O crédito é uma coisa curiosa. Os excessos são sempre identificados depois de as crises acontecerem e, na generalidade dos casos, exibidos como culpa do comportamento irresponsável de quem viveu com os meios que não tinha. Ora, há aqui duas coisas que têm necessariamente de ser pensadas e ditas. 1) devia ser difícil entender a irresponsabilidade de quem pede o crédito sem a conjugar com a irresponsabilidade de quem o concede; e 2) a avaliação da capacidade creditícia (por parte dos dois agentes) é altamente dependente da confiança dos agentes económicos.
Nenhum crédito é viável numa economia em - pelo menos risco de - espiral recessiva.

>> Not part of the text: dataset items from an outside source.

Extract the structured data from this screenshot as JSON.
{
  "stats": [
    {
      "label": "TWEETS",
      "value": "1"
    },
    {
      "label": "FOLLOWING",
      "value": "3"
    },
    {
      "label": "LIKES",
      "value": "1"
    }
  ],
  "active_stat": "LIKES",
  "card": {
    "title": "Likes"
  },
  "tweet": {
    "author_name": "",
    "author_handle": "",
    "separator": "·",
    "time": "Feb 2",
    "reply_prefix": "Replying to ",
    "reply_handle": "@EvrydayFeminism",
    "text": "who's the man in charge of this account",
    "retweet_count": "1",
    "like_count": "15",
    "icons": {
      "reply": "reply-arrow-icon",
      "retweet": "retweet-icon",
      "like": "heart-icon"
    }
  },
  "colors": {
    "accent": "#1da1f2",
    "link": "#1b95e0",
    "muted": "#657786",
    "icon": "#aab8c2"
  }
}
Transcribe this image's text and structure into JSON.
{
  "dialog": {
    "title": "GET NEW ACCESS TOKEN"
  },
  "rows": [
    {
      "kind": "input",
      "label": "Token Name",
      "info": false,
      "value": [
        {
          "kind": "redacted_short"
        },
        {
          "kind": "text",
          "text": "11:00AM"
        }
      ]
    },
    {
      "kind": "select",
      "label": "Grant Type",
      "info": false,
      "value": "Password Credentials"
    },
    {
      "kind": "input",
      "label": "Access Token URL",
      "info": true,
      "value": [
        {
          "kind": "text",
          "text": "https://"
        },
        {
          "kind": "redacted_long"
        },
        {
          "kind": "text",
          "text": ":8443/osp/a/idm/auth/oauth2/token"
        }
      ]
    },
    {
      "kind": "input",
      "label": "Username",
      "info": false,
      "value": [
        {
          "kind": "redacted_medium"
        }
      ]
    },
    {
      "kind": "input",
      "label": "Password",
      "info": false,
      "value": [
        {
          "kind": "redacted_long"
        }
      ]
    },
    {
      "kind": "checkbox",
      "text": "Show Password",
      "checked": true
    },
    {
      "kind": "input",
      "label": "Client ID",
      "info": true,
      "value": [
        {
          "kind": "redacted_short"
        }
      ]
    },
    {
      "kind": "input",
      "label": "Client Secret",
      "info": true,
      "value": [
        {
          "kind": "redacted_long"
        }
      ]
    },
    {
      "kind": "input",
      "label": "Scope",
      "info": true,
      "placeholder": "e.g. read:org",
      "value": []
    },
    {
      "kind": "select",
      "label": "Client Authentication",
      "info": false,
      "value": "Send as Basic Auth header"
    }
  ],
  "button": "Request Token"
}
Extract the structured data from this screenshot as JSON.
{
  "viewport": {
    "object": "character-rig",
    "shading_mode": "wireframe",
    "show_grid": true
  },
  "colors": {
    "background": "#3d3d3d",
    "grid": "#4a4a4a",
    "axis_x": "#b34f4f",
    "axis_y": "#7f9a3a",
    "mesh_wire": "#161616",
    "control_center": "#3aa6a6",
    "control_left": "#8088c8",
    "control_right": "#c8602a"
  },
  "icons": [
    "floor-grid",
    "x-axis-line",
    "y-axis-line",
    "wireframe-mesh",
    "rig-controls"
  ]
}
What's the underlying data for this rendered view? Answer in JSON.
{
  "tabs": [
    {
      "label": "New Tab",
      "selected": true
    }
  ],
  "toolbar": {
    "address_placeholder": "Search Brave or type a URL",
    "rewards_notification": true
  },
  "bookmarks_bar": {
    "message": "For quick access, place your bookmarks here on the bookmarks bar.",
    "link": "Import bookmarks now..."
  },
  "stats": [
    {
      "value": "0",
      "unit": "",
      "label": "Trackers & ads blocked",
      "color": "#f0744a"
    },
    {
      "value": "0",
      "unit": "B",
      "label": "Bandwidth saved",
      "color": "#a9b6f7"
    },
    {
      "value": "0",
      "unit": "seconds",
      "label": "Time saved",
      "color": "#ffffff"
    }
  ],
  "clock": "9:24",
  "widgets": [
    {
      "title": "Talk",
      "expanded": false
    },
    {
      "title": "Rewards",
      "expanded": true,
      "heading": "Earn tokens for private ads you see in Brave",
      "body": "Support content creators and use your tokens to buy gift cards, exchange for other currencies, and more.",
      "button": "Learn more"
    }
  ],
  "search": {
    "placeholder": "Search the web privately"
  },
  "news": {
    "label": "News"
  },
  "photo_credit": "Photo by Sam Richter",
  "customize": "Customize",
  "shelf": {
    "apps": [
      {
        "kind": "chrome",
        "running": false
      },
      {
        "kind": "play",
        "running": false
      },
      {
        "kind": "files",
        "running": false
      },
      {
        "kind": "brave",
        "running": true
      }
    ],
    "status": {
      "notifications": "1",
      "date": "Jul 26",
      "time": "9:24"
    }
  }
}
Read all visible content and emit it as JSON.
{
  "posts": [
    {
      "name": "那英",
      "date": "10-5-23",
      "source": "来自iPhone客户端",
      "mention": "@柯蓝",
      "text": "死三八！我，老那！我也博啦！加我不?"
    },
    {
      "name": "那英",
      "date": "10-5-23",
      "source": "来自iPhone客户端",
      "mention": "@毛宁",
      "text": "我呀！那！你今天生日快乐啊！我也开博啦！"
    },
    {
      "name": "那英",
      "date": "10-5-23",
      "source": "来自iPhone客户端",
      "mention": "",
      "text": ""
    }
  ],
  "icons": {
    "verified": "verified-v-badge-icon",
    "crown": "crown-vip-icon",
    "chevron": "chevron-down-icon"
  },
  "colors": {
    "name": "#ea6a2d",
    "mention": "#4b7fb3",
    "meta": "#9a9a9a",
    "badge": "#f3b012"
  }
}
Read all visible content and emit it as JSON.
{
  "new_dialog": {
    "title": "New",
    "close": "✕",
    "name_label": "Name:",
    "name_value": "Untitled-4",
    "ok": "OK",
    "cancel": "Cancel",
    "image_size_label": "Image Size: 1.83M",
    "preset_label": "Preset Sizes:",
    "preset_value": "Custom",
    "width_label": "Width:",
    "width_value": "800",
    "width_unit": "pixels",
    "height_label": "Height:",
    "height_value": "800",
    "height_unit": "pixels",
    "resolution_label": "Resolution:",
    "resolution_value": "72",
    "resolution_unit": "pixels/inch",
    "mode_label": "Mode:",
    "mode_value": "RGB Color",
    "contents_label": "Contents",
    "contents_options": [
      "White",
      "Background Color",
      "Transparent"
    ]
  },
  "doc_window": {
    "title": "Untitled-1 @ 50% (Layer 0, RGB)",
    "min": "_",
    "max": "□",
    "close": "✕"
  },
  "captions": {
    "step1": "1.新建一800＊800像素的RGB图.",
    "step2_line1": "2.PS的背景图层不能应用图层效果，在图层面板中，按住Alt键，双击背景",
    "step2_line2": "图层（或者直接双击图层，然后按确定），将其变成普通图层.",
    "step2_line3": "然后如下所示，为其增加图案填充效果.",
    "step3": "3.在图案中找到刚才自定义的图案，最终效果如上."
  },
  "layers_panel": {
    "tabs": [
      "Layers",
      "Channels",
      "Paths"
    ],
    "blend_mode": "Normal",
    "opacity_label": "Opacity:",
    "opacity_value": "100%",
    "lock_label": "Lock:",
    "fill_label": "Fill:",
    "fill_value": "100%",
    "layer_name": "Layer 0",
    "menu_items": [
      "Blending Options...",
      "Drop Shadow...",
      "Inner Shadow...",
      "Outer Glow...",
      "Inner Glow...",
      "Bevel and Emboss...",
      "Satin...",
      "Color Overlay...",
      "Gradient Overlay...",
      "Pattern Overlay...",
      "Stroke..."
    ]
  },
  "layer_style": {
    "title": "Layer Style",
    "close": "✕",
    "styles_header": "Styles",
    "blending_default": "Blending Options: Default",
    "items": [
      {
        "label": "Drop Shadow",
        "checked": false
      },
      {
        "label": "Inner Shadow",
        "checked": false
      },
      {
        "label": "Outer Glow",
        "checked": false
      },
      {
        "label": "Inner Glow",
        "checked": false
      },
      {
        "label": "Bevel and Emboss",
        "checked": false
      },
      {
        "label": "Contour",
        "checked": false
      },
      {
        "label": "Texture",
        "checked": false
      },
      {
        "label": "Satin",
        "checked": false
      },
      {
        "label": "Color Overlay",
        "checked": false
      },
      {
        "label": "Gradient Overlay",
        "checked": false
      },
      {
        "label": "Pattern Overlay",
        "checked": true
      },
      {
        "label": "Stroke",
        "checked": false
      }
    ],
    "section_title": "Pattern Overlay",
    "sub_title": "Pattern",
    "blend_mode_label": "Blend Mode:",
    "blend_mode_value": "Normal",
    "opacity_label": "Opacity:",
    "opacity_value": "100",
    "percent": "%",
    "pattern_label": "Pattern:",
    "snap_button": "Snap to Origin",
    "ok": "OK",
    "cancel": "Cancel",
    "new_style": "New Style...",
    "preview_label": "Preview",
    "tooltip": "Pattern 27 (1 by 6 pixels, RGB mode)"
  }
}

Nem um. O problema mais grave da narrativa que define o que generosamente podemos apelidar de política económica e financeira deste governo é exactamente este ponto. Ainda recentemente fomos brindados com declarações governamentais dizendo que a quebra de actividade económica e os níveis insustentáveis de desemprego que temos vindo a sofrer eram, afinal, boas notícias. Que as empresas que vão à falência todos os dias são más, uma espécie de toxinas de que Portugal faz bem em livrar-se, e quanto mais depressa melhor. Por arrasto, calculo, podemos supor que o desemprego gerado por essas falências é também composto por gente de fraca qualidade, uns improdutivos a quem este merecido castigo poderá ajudar a repensar a forma errada como têm levado as suas vidas.
Neste tipo de discurso misturam-se várias coisas, qual delas a pior. Em primeiro lugar, uma crença imensa na meritocracia, vinda invariavelmente de quem, tendo tido algum sucesso, o atribui apenas às suas capacidades desprezando totalmente as próprias condições de partida e o impacto que a sorte, ou o acaso, desempenha no percurso de cada um. Claro que isto implica, por exemplo, ver quem está desempregado, ou numa situação de pobreza, como alguém que, no fundo, apenas não se esforça o suficiente. Em segundo lugar, uma visão arcaica e profundamente classista da sociedade: quem manda os "mais modestos", que tinham uma vida "simples, mas honrada", quererem mais? Finalmente, uma fé inabalável que o sofrimento não é algo apenas necessário, mas desejável. Uma purga redentora, que se encarregará de criar um novo Portugal.
Ou seja, laissez-faire misturado com imobilismo e crença numa qualquer redenção moral. Parece alucinado? Sim, e é mesmo isto que nos governa.